Mientras en Cataluña se produce este insulto a los principios básicos de la democracia, en el Congreso de los Diputados PP y PSOE no son capaces de ponerse de acuerdo para poner en marcha un gobierno pero parece que sí lo serán para regalarle a Convergencia un grupo parlamentario propio y tres millones de euros que no han conseguido en las urnas.
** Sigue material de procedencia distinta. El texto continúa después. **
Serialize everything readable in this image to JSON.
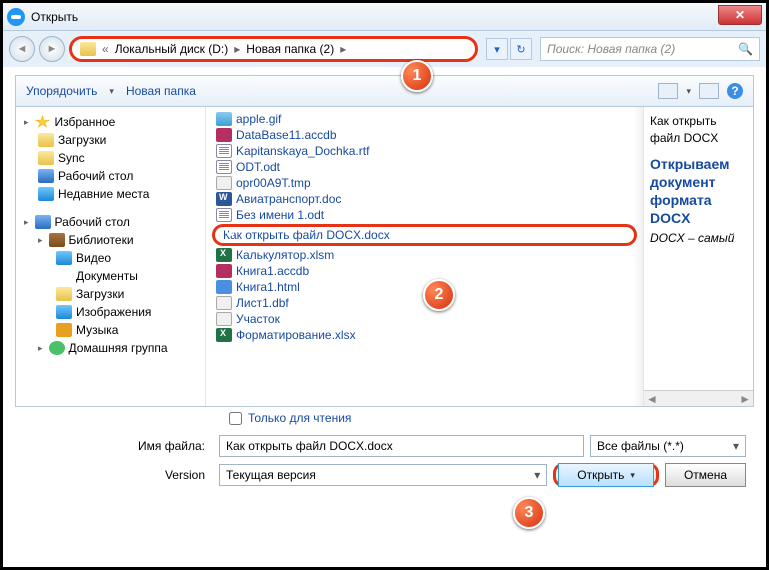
{
  "window": {
    "title": "Открыть",
    "close": "✕"
  },
  "nav": {
    "crumbs": [
      "Локальный диск (D:)",
      "Новая папка (2)"
    ],
    "search_placeholder": "Поиск: Новая папка (2)"
  },
  "toolbar": {
    "organize": "Упорядочить",
    "newfolder": "Новая папка"
  },
  "sidebar": {
    "favorites": "Избранное",
    "fav_items": [
      "Загрузки",
      "Sync",
      "Рабочий стол",
      "Недавние места"
    ],
    "desktop": "Рабочий стол",
    "libraries": "Библиотеки",
    "lib_items": [
      "Видео",
      "Документы",
      "Загрузки",
      "Изображения",
      "Музыка"
    ],
    "homegroup": "Домашняя группа"
  },
  "files": [
    {
      "icon": "image",
      "name": "apple.gif"
    },
    {
      "icon": "db",
      "name": "DataBase11.accdb"
    },
    {
      "icon": "doc",
      "name": "Kapitanskaya_Dochka.rtf"
    },
    {
      "icon": "doc",
      "name": "ODT.odt"
    },
    {
      "icon": "txt",
      "name": "opr00A9T.tmp"
    },
    {
      "icon": "word",
      "name": "Авиатранспорт.doc"
    },
    {
      "icon": "doc",
      "name": "Без имени 1.odt"
    },
    {
      "icon": "word",
      "name": "Как открыть файл DOCX.docx",
      "selected": true
    },
    {
      "icon": "excel",
      "name": "Калькулятор.xlsm"
    },
    {
      "icon": "db",
      "name": "Книга1.accdb"
    },
    {
      "icon": "html",
      "name": "Книга1.html"
    },
    {
      "icon": "txt",
      "name": "Лист1.dbf"
    },
    {
      "icon": "txt",
      "name": "Участок"
    },
    {
      "icon": "excel",
      "name": "Форматирование.xlsx"
    }
  ],
  "readonly_label": "Только для чтения",
  "preview": {
    "name": "Как открыть файл DOCX",
    "title": "Открываем документ формата DOCX",
    "sub": "DOCX – самый"
  },
  "form": {
    "filename_label": "Имя файла:",
    "filename_value": "Как открыть файл DOCX.docx",
    "filter": "Все файлы (*.*)",
    "version_label": "Version",
    "version_value": "Текущая версия",
    "open": "Открыть",
    "cancel": "Отмена"
  },
  "badges": {
    "b1": "1",
    "b2": "2",
    "b3": "3"
  }
}
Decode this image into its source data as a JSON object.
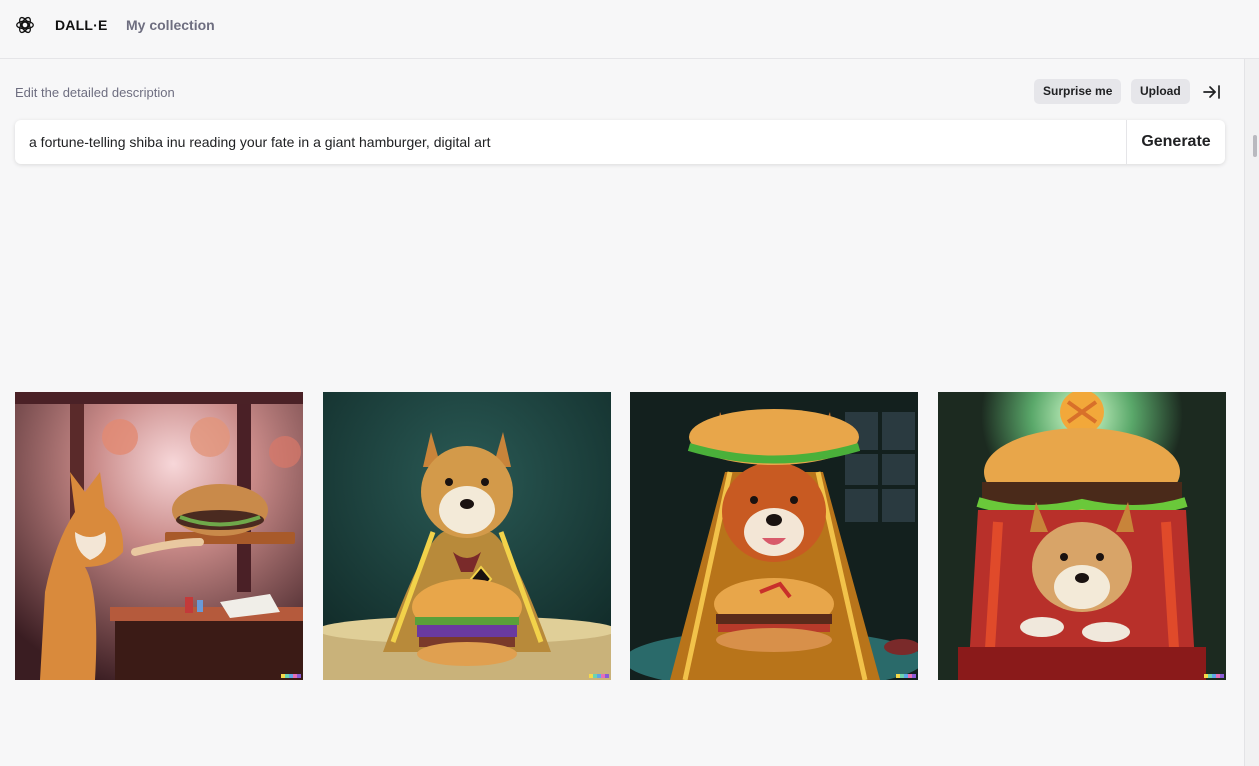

Esta imagen, impensable en otros países de nuestro entorno, demuestra una vez más que los viejos partidos miran para otro lado y piensan más en los intereses propios y cortoplacistas que en los intereses de todo un país.

Por su parte, la debilidad del Gobierno de la Generalitat y su ausencia de apoyos es más que evidente y por ello el Presidente Puigdemont ha tenido que fiar su futuro, y con él el de todos los catalanes, al radicalismo de la CUP. Los actos de desobediencia, como el de ayer, no son más que el precio (seguro que insuficiente) a pagar que imponen los antisistema para que el Presidente de la Generalitat supere la cuestión de confianza a la que se someterá a la vuelta de verano. Puigdemont, aunque no se atreva a reconocerlo, necesita sobrevivir políticamente y ganar tiempo, mientras, con su irresponsabilidad, nos hace perder mucho tiempo y dinero a los catalanes.

Muchos de los que impulsan la independencia carecen en demasiadas ocasiones de valentía para dar la cara en el Parlament y fuera de sus paredes; valentía para reconocer que el pasado 27 de septiembre su plan fracasó; valentía para reconocer que este desafío no va a llegar a ningún lado más allá de confrontar a los ciudadanos y, sobre todo, valentía para reconocer que no tienen nada más que ofrecer a los catalanes que hablar de independencia.

Pero ser valientes no consiste en desafiar las leyes democráticas sino en querer trabajar duro para cambiarlas; ser valientes es hablar sin complejos y enfrentarse a treinta años de partitocracia; ser valientes es apostar por liderar reformas que llevan décadas en un cajón; ser valientes es reconocer ante los ciudadanos que se han cometido errores y que no se pueden conseguir imposibles; ser valientes es dialogar, negociar y ponernos de acuerdo aunque pensemos de maneras diferentes.

En definitiva, desde Ciudadanos sabemos que vivimos en una nueva etapa política en la que necesitamos, más que nunca, recuperar la valentía.